Gen Khalaf said that no live ammunition was being used.
"To avoid any confusion, clear and strict instructions have been handed down that no live ammunition be used," he said.
"Orders have also been given not to allow any live ammunition at the scene of protests."
UN Secretary General Antonio Guterres expressed "serious concern" over the rising death toll and injuries.
"Reports of the continued use of live ammunition against demonstrators are disturbing," Mr Guterres said on Wednesday.
He called for all acts of violence to be investigated "seriously" and renewed his appeal for "meaningful dialogue between the government and demonstrators".
The protests in Baghdad have been concentrated in Tahrir Square but have spilled over to four main bridges leading from the area.
On Thursday, security forces shot dead at least four protesters and injured 35 during clashes near the Shuhada Bridge, police said.
In the south, demonstrators have staged sit-ins blocking main roads and state infrastructure, including oilfields, in Opec's second-biggest producer.

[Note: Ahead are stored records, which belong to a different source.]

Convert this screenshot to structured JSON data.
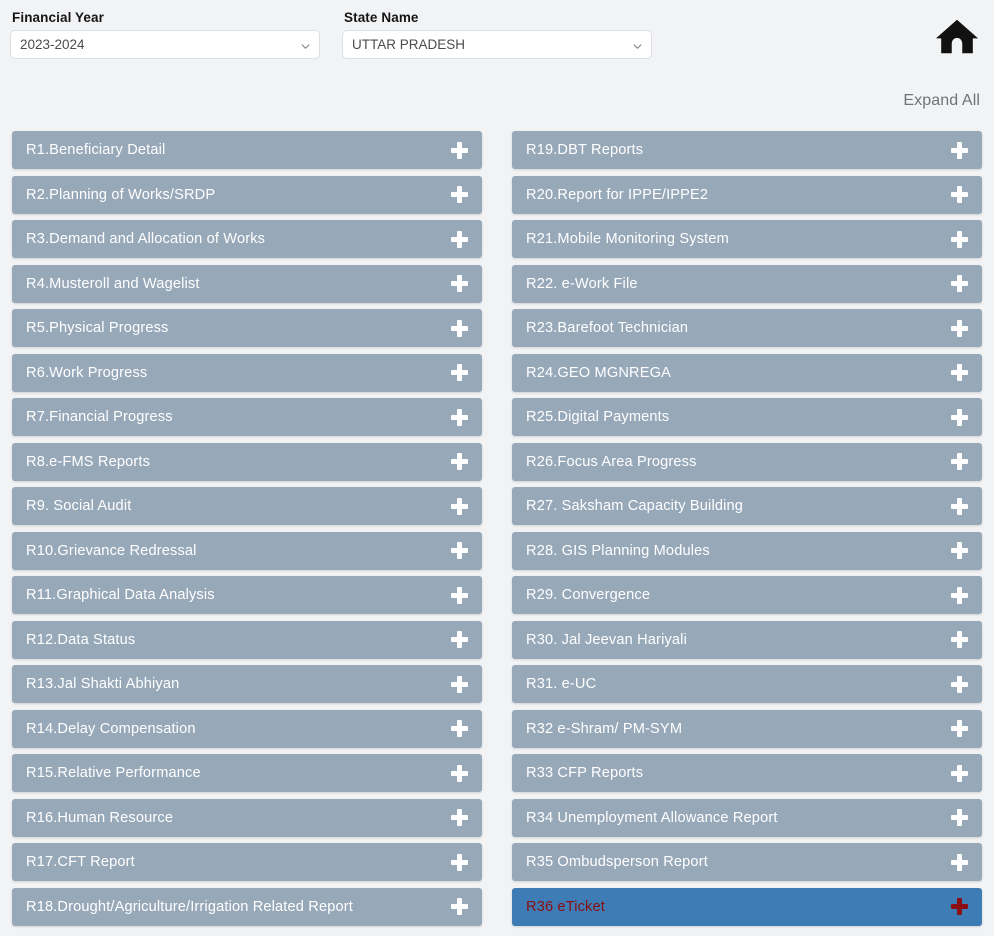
{
  "filters": {
    "financial_year": {
      "label": "Financial Year",
      "value": "2023-2024",
      "options": [
        "2023-2024"
      ]
    },
    "state_name": {
      "label": "State Name",
      "value": "UTTAR PRADESH",
      "options": [
        "UTTAR PRADESH"
      ]
    }
  },
  "header": {
    "home_icon": "home-icon",
    "expand_all_label": "Expand All"
  },
  "colors": {
    "page_background": "#f2f3f5",
    "row_background": "#97a8b9",
    "row_text": "#ffffff",
    "selected_row_background": "#3d7cb4",
    "selected_row_text": "#8b0f12",
    "expand_all_text": "#6f7378"
  },
  "reports": {
    "left_column": [
      {
        "label": "R1.Beneficiary Detail",
        "icon": "plus-icon",
        "selected": false
      },
      {
        "label": "R2.Planning of Works/SRDP",
        "icon": "plus-icon",
        "selected": false
      },
      {
        "label": "R3.Demand and Allocation of Works",
        "icon": "plus-icon",
        "selected": false
      },
      {
        "label": "R4.Musteroll and Wagelist",
        "icon": "plus-icon",
        "selected": false
      },
      {
        "label": "R5.Physical Progress",
        "icon": "plus-icon",
        "selected": false
      },
      {
        "label": "R6.Work Progress",
        "icon": "plus-icon",
        "selected": false
      },
      {
        "label": "R7.Financial Progress",
        "icon": "plus-icon",
        "selected": false
      },
      {
        "label": "R8.e-FMS Reports",
        "icon": "plus-icon",
        "selected": false
      },
      {
        "label": "R9. Social Audit",
        "icon": "plus-icon",
        "selected": false
      },
      {
        "label": "R10.Grievance Redressal",
        "icon": "plus-icon",
        "selected": false
      },
      {
        "label": "R11.Graphical Data Analysis",
        "icon": "plus-icon",
        "selected": false
      },
      {
        "label": "R12.Data Status",
        "icon": "plus-icon",
        "selected": false
      },
      {
        "label": "R13.Jal Shakti Abhiyan",
        "icon": "plus-icon",
        "selected": false
      },
      {
        "label": "R14.Delay Compensation",
        "icon": "plus-icon",
        "selected": false
      },
      {
        "label": "R15.Relative Performance",
        "icon": "plus-icon",
        "selected": false
      },
      {
        "label": "R16.Human Resource",
        "icon": "plus-icon",
        "selected": false
      },
      {
        "label": "R17.CFT Report",
        "icon": "plus-icon",
        "selected": false
      },
      {
        "label": "R18.Drought/Agriculture/Irrigation Related Report",
        "icon": "plus-icon",
        "selected": false
      }
    ],
    "right_column": [
      {
        "label": "R19.DBT Reports",
        "icon": "plus-icon",
        "selected": false
      },
      {
        "label": "R20.Report for IPPE/IPPE2",
        "icon": "plus-icon",
        "selected": false
      },
      {
        "label": "R21.Mobile Monitoring System",
        "icon": "plus-icon",
        "selected": false
      },
      {
        "label": "R22. e-Work File",
        "icon": "plus-icon",
        "selected": false
      },
      {
        "label": "R23.Barefoot Technician",
        "icon": "plus-icon",
        "selected": false
      },
      {
        "label": "R24.GEO MGNREGA",
        "icon": "plus-icon",
        "selected": false
      },
      {
        "label": "R25.Digital Payments",
        "icon": "plus-icon",
        "selected": false
      },
      {
        "label": "R26.Focus Area Progress",
        "icon": "plus-icon",
        "selected": false
      },
      {
        "label": "R27. Saksham Capacity Building",
        "icon": "plus-icon",
        "selected": false
      },
      {
        "label": "R28. GIS Planning Modules",
        "icon": "plus-icon",
        "selected": false
      },
      {
        "label": "R29. Convergence",
        "icon": "plus-icon",
        "selected": false
      },
      {
        "label": "R30. Jal Jeevan Hariyali",
        "icon": "plus-icon",
        "selected": false
      },
      {
        "label": "R31. e-UC",
        "icon": "plus-icon",
        "selected": false
      },
      {
        "label": "R32 e-Shram/ PM-SYM",
        "icon": "plus-icon",
        "selected": false
      },
      {
        "label": "R33 CFP Reports",
        "icon": "plus-icon",
        "selected": false
      },
      {
        "label": "R34 Unemployment Allowance Report",
        "icon": "plus-icon",
        "selected": false
      },
      {
        "label": "R35 Ombudsperson Report",
        "icon": "plus-icon",
        "selected": false
      },
      {
        "label": "R36 eTicket",
        "icon": "plus-icon",
        "selected": true
      }
    ]
  }
}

Protesters burned tyres and blocked the entrance to the port of Umm Qasr, preventing lorries from delivering vital food imports, hours after operations had resumed, port officials said.
The port receives most of the grain, vegetable oils and sugar imported into Iraq.
The UN envoy to Iraq, Jeanine Hennis-Plasschaert, expressed "grave concern" over the disruptions, which she said were costing Iraq billions.
"It is detrimental to Iraq’s economy and undermines fulfilling protesters’ legitimate demands," Mrs Hennis-Plasschaert said on Twitter.
Her comments were widely rejected on social media, especially by Iraqi protesters who have so far been unmoved by pleas to go home, pledges of reform or talks to produce a solution to the crisis.
The government says it is enacting reforms but has offered nothing that is likely to satisfy most protesters.
Despite Iraq's vast oil wealth, one in five people lives in poverty and youth unemployment stands at 25 per cent, the World Bank says.